April 15, 2016
TSG IntelBrief: Preventing the Next Islamic State
If there is one lesson from previous interventions in Afghanistan and Iraq that is applicable to the current fight against the so-called Islamic State in Iraq and Syria, it is that tactical military victory—however daunting a task—is the easy part. Far more challenging is achieving long-term strategic victory—an objective that has yet to be accomplished in either Afghanistan or Iraq. The achievement of long-term victory against the Islamic State requires not only a plan to militarily defeat the group, but a comprehensive strategy to diminish the underlying factors that would allow its next iteration to rise.
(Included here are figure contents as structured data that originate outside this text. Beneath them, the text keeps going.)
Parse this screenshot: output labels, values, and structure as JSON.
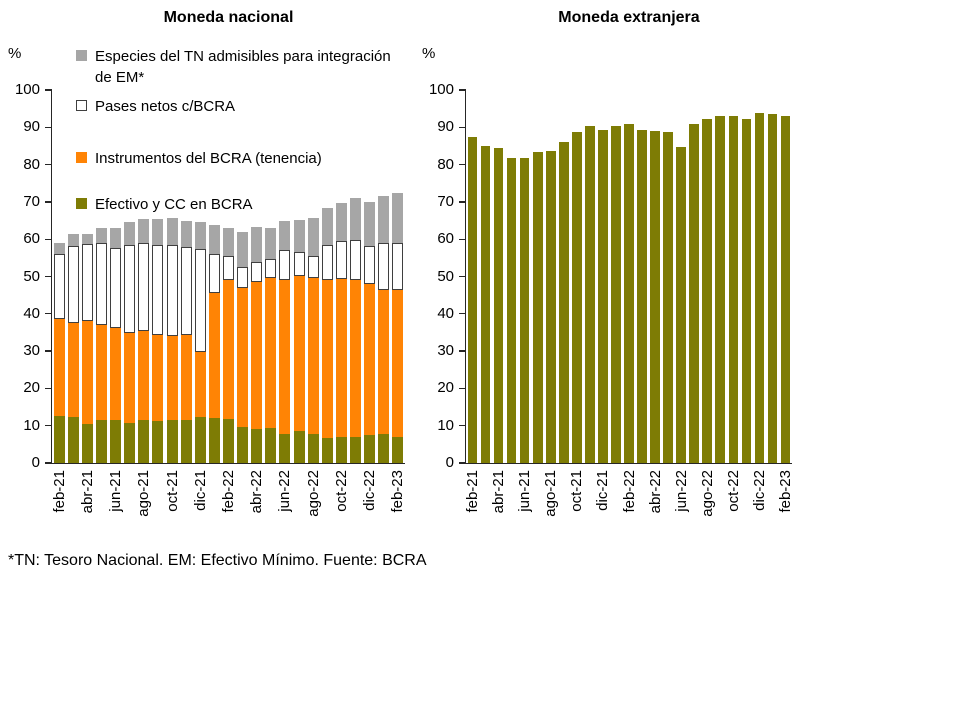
{
  "figure": {
    "footnote": "*TN: Tesoro Nacional. EM: Efectivo Mínimo. Fuente: BCRA",
    "background": "#FFFFFF",
    "axis_color": "#262626",
    "text_color": "#000000"
  },
  "chart_data": [
    {
      "type": "bar",
      "stacked": true,
      "title": "Moneda nacional",
      "ylabel": "%",
      "ylim": [
        0,
        100
      ],
      "yticks": [
        0,
        10,
        20,
        30,
        40,
        50,
        60,
        70,
        80,
        90,
        100
      ],
      "grid": false,
      "legend_position": "upper-left-inside",
      "categories": [
        "feb-21",
        "mar-21",
        "abr-21",
        "may-21",
        "jun-21",
        "jul-21",
        "ago-21",
        "sep-21",
        "oct-21",
        "nov-21",
        "dic-21",
        "ene-22",
        "feb-22",
        "mar-22",
        "abr-22",
        "may-22",
        "jun-22",
        "jul-22",
        "ago-22",
        "sep-22",
        "oct-22",
        "nov-22",
        "dic-22",
        "ene-23",
        "feb-23"
      ],
      "xtick_labels_shown": [
        "feb-21",
        "abr-21",
        "jun-21",
        "ago-21",
        "oct-21",
        "dic-21",
        "feb-22",
        "abr-22",
        "jun-22",
        "ago-22",
        "oct-22",
        "dic-22",
        "feb-23"
      ],
      "series": [
        {
          "name": "Efectivo y CC en BCRA",
          "color": "#7E7C05",
          "values": [
            12.5,
            12.2,
            10.5,
            11.6,
            11.6,
            10.7,
            11.4,
            11.3,
            11.4,
            11.6,
            12.3,
            12.1,
            11.8,
            9.7,
            9.0,
            9.5,
            7.9,
            8.7,
            7.9,
            6.6,
            7.1,
            6.9,
            7.5,
            7.9,
            7.1
          ]
        },
        {
          "name": "Instrumentos del BCRA (tenencia)",
          "color": "#FF8405",
          "values": [
            26.0,
            25.3,
            27.5,
            25.3,
            24.6,
            24.2,
            24.1,
            23.1,
            22.6,
            22.8,
            17.4,
            33.5,
            37.2,
            37.1,
            39.6,
            40.0,
            41.1,
            41.4,
            41.8,
            42.4,
            42.1,
            42.1,
            40.5,
            38.6,
            39.4
          ]
        },
        {
          "name": "Pases netos c/BCRA",
          "color": "#FFFFFF",
          "border_color": "#3F3F3F",
          "values": [
            17.5,
            20.8,
            20.7,
            22.0,
            21.5,
            23.6,
            23.5,
            24.1,
            24.5,
            23.6,
            27.7,
            10.3,
            6.5,
            5.8,
            5.3,
            5.1,
            8.0,
            6.4,
            5.7,
            9.5,
            10.3,
            10.8,
            10.2,
            12.6,
            12.5
          ]
        },
        {
          "name": "Especies del TN admisibles para integración de EM*",
          "color": "#A6A6A6",
          "values": [
            3.0,
            3.0,
            2.7,
            4.0,
            5.4,
            6.0,
            6.5,
            7.0,
            7.3,
            6.8,
            7.2,
            7.8,
            7.5,
            9.4,
            9.4,
            8.5,
            8.0,
            8.7,
            10.3,
            9.8,
            10.1,
            11.2,
            11.9,
            12.5,
            13.5
          ]
        }
      ],
      "legend": [
        {
          "label": "Especies del TN admisibles para integración de EM*",
          "color": "#A6A6A6"
        },
        {
          "label": "Pases netos c/BCRA",
          "color": "#FFFFFF",
          "border_color": "#3F3F3F"
        },
        {
          "label": "Instrumentos del BCRA (tenencia)",
          "color": "#FF8405"
        },
        {
          "label": "Efectivo y CC en BCRA",
          "color": "#7E7C05"
        }
      ]
    },
    {
      "type": "bar",
      "stacked": false,
      "title": "Moneda extranjera",
      "ylabel": "%",
      "ylim": [
        0,
        100
      ],
      "yticks": [
        0,
        10,
        20,
        30,
        40,
        50,
        60,
        70,
        80,
        90,
        100
      ],
      "grid": false,
      "categories": [
        "feb-21",
        "mar-21",
        "abr-21",
        "may-21",
        "jun-21",
        "jul-21",
        "ago-21",
        "sep-21",
        "oct-21",
        "nov-21",
        "dic-21",
        "ene-22",
        "feb-22",
        "mar-22",
        "abr-22",
        "may-22",
        "jun-22",
        "jul-22",
        "ago-22",
        "sep-22",
        "oct-22",
        "nov-22",
        "dic-22",
        "ene-23",
        "feb-23"
      ],
      "xtick_labels_shown": [
        "feb-21",
        "abr-21",
        "jun-21",
        "ago-21",
        "oct-21",
        "dic-21",
        "feb-22",
        "abr-22",
        "jun-22",
        "ago-22",
        "oct-22",
        "dic-22",
        "feb-23"
      ],
      "series": [
        {
          "name": "Moneda extranjera",
          "color": "#7E7C05",
          "values": [
            87.5,
            85.0,
            84.5,
            81.7,
            81.8,
            83.4,
            83.6,
            86.0,
            88.7,
            90.3,
            89.2,
            90.3,
            90.8,
            89.4,
            89.0,
            88.7,
            84.7,
            91.0,
            92.1,
            92.9,
            93.1,
            92.1,
            93.8,
            93.6,
            93.1
          ]
        }
      ]
    }
  ]
}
Such a strategy must be farsighted and wide-ranging, focusing on the stabilization and reconstruction of the decimated territory the group currently controls. It must look well beyond military considerations, and concentrate on governance, economics, infrastructure, and social concerns.
In a statement following an April 13 meeting with top U.S. intelligence and national security officials at CIA Headquarters, President Obama reiterated that the U.S.-led coalition has made substantial gains in its efforts to combat the Islamic State. The statement comes alongside a string of recent Assad regime victories against the group in Palmyra and surrounding areas. Yet as the Islamic State continues to endure tactical military defeats in its core territory of Iraq and Syria, there is little evidence that the international community has placed proportionate focus on what happens after the group is rooted out. According to an April 12 Reuters report, the U.S. has spent approximately $6.5 billion on the military effort against the Islamic State since 2014. That compares to just $15 million spent towards stabilizing territory retaken from the Islamic State in Iraq. According to a recent estimate in Al-Monitor, rebuilding all the territory currently under Islamic State control in Iraq will likely require a total of nearly $60 billion.
Stabilization and reconstruction efforts in Syria will be an even more formidable task. Whatever form post-war Syria takes, maintaining peace and reducing the drivers of violent extremism will be a massive undertaking. The World Bank estimates the total cost of Syrian reconstruction will be in the range of $170 billion; the longer the war drags on, the higher that number will be. The scale of the devastation facing the country is unprecedented—even in comparison to post-World War II Germany. Under the Marshall Plan, the U.S. spent a modern-day equivalent of over $100 billion for the reconstruction of post-war Europe—a concerted, all-encompassing effort to rebuild all facets of the devastated European infrastructure, economy, and society that played out over decades. The reconstruction of Syria will undoubtedly require an even greater effort, and will suffer from significantly greater challenges in terms of balancing the demands of highly disparate rival rebel and loyalist groups.
Recent history in the Middle East demonstrates the myriad difficulties in translating military victories into lasting peace and stability. Thirteen years after the start of the Iraq War, with an asymmetric threat emanating out of Iraq and Syria and bleeding into the surrounding region and Europe, the cost of festering instability is enormous. While eliminating the near-term threat posed by the Islamic State is the preeminent global concern in Iraq and Syria, tactical victory against the group will not automatically translate into long-term strategic victory. A focus on the immediate threat without addressing the long-term challenges will do nothing to erode the factors that could drive the next generation of the Islamic State.